Review - The Run of the River: Portraits of Eleven British Columbia Rivers
by Mark Hume
Hume weaves eleven tales about eleven rivers, convincingly showing that we are in the eleventh hour before much of what little wilderness remains may be lost. This eye-opening book is a must for anyone who is concerned about preserving our natural heritage and maintaining our fisheries.
"Long before the environmental stress on a river becomes obvious to most of us, it shows up in the fish. They are canaries in a coal mine -- but canaries that cannot sing. We must pay attention to what the fish are telling us, and to the whispering voices of our rivers, for they are speaking about our future."
Hume's first-hand experiences and research combine in moving prose that focuses on the human propensity to ignore environmental costs and fixate on short-term economic gain. Yet there are growing numbers of people from ever-broadening constituencies who are waking up to what we have been doing, and realizing that technology cannot solve everything.
"... while engineers can reproduce fish, they cannot replace nature. Hatcheries are technological marvels and they may be a necessity in the modern world, but they are not signs of progress; they are monuments to our failure to protect rivers."

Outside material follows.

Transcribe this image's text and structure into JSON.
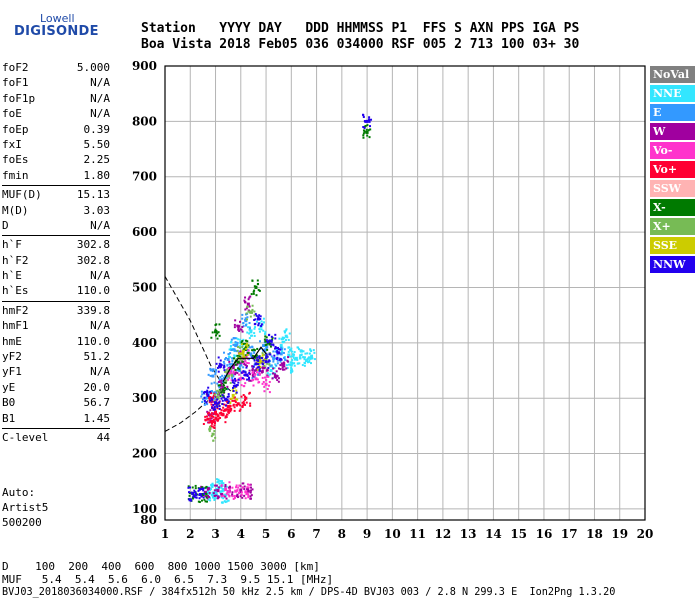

Why does nature always have to come last in our scheme of things? "...fish have no legal rights to water. There is no base flow reserved for them."
People have been wiping out salmon runs for centuries, and B.C. and the rest of the Pacific northwest host the best that remain. We have learned that runs are genetically unique, and once gone, are very difficult to repopulate.
"The important thing is that the habitat be taken care of. Without that, no salmon can survive, for there is no genetic code that can overcome suffocation, pollution, or a lack of water."